Appendix A: Bayes' Rule Expressed in Terms of Odds

The odds of an event with probability $p$ is $\frac{p}{1-p}$.

An event with probability $\frac{3}{4}$ can be described as having odds 3 to 1 in favor, or 1 to 3 against.

Let $H$ be the hypothesis, or the event we are interested in.

Let $D$ be the evidence (event) we gather in order to study $H$.

The prior probability $P(H)$ is that for which $H$ is true before we observe any new evidence $D$.

The posterior probability $P(H|D)$ is, of course, that which is after we observed new evidence.
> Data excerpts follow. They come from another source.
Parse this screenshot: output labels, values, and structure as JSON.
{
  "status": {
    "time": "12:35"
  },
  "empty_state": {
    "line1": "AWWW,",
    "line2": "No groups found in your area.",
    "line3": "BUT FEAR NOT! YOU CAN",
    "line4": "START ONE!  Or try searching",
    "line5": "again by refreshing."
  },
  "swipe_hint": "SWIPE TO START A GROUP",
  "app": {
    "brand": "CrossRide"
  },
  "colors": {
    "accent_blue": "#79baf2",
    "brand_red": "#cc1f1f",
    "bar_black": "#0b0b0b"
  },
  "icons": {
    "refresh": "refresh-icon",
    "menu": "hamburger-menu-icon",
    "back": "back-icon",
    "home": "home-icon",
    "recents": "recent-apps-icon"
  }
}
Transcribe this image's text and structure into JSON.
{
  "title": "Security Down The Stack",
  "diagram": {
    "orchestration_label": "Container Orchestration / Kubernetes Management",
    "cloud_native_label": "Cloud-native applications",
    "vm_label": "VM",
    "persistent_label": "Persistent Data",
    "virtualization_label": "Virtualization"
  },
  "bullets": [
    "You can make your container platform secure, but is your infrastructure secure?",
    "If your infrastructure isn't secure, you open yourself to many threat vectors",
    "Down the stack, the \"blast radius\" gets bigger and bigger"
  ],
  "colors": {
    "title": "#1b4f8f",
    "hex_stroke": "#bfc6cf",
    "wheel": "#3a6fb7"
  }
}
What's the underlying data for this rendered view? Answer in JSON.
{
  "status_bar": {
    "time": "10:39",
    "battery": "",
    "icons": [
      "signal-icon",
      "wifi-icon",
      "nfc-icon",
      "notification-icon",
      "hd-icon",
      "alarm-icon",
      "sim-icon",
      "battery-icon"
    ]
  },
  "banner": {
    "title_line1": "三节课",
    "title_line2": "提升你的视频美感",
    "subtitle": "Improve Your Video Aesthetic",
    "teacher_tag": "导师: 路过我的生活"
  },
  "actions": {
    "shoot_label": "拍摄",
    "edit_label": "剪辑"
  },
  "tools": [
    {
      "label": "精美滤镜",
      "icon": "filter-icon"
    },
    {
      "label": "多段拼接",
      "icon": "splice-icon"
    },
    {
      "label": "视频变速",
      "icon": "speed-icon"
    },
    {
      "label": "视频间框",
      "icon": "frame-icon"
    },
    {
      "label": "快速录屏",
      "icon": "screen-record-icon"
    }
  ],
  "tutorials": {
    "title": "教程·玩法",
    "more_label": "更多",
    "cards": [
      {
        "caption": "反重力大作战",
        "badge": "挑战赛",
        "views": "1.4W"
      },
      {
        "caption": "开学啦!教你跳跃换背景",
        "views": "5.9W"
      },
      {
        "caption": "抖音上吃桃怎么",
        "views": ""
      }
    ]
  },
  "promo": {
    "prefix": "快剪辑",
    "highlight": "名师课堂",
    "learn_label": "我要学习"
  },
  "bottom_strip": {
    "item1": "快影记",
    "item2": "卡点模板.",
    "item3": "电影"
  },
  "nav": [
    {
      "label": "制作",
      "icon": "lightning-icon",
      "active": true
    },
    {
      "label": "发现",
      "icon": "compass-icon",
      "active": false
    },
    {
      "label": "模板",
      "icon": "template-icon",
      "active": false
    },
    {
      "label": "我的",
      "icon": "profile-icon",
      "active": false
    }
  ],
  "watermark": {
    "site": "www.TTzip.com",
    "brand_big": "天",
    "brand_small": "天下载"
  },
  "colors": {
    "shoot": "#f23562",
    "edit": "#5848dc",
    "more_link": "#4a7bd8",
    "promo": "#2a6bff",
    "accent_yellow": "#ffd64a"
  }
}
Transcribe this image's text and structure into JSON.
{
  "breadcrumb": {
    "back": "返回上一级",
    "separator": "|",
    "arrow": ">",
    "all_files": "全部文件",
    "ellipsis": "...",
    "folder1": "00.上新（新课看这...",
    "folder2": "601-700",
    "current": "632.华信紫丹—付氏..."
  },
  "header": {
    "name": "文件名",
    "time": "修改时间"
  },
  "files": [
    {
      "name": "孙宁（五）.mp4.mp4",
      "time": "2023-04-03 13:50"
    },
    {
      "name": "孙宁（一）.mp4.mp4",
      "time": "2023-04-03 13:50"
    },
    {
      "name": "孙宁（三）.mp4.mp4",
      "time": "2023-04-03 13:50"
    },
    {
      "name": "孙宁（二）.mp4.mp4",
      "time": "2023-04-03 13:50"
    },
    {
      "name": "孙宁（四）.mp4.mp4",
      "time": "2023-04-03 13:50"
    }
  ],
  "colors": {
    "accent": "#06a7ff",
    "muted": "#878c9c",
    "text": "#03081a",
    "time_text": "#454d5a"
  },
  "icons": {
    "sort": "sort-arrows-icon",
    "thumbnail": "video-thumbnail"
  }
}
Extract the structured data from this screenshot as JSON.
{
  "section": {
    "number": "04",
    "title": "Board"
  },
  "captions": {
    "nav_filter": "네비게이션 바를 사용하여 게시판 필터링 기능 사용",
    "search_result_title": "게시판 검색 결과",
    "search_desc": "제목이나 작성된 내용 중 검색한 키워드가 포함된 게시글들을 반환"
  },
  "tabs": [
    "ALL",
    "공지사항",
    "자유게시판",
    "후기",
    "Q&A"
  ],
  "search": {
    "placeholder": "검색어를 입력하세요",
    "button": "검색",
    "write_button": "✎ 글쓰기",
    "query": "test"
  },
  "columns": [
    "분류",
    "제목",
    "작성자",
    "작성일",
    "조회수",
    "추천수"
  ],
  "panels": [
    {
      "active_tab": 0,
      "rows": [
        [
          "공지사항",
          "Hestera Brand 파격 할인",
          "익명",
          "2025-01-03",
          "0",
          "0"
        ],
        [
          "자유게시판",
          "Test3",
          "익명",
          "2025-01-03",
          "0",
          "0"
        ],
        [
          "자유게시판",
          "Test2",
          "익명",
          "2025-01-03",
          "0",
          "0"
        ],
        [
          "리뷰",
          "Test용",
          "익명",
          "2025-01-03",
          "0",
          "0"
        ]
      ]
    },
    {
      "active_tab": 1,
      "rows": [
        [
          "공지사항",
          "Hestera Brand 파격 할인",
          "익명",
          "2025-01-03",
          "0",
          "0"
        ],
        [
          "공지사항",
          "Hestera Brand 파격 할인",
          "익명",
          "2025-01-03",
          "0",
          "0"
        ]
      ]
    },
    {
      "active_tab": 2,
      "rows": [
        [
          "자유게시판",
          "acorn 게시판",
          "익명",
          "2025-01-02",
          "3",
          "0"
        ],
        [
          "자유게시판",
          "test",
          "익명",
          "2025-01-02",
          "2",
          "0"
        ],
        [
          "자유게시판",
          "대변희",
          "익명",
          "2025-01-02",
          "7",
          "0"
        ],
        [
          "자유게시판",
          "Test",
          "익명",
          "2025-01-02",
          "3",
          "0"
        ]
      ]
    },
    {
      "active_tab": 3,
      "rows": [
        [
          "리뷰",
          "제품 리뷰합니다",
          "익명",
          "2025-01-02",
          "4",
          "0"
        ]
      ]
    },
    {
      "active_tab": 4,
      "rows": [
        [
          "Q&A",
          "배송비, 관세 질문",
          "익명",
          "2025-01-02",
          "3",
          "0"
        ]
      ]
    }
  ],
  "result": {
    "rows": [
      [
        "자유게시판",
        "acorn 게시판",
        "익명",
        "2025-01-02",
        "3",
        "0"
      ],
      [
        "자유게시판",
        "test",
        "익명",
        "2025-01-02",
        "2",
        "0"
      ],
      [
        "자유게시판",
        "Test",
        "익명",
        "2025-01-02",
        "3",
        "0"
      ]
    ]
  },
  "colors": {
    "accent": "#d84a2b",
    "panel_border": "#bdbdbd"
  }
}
The likelihood ratio is defined as $\frac{P(D|H)}{P(D^c|H^c)}$

Applying Bayes' Rule, we can see how the posterior odds, prior odds and likelihood odds are related:

\begin{align} P(H|D) &= \frac{P(D|H)P(H)}{P(D)} \\ \\ P(H^c|D) &= \frac{P(D|H^c)P(H^c)}{P(D)} \\ \\ \Rightarrow \underbrace{\frac{P(H|D)}{P(H^c|D)}}_{\text{posterior odds of H}} &= \underbrace{\frac{P(H)}{P(H^c)}}_{\text{prior odds of H}} \times \underbrace{\frac{P(D|H)}{P(D|H^c)}}_{\text{likelihood ratio}} \end{align}

Appendix B: Translating Odds into Probability

To go from odds back to probability

\begin{align} p = \frac{p/q}{1 + p/q} & &\text{ for } q = 1-p \end{align}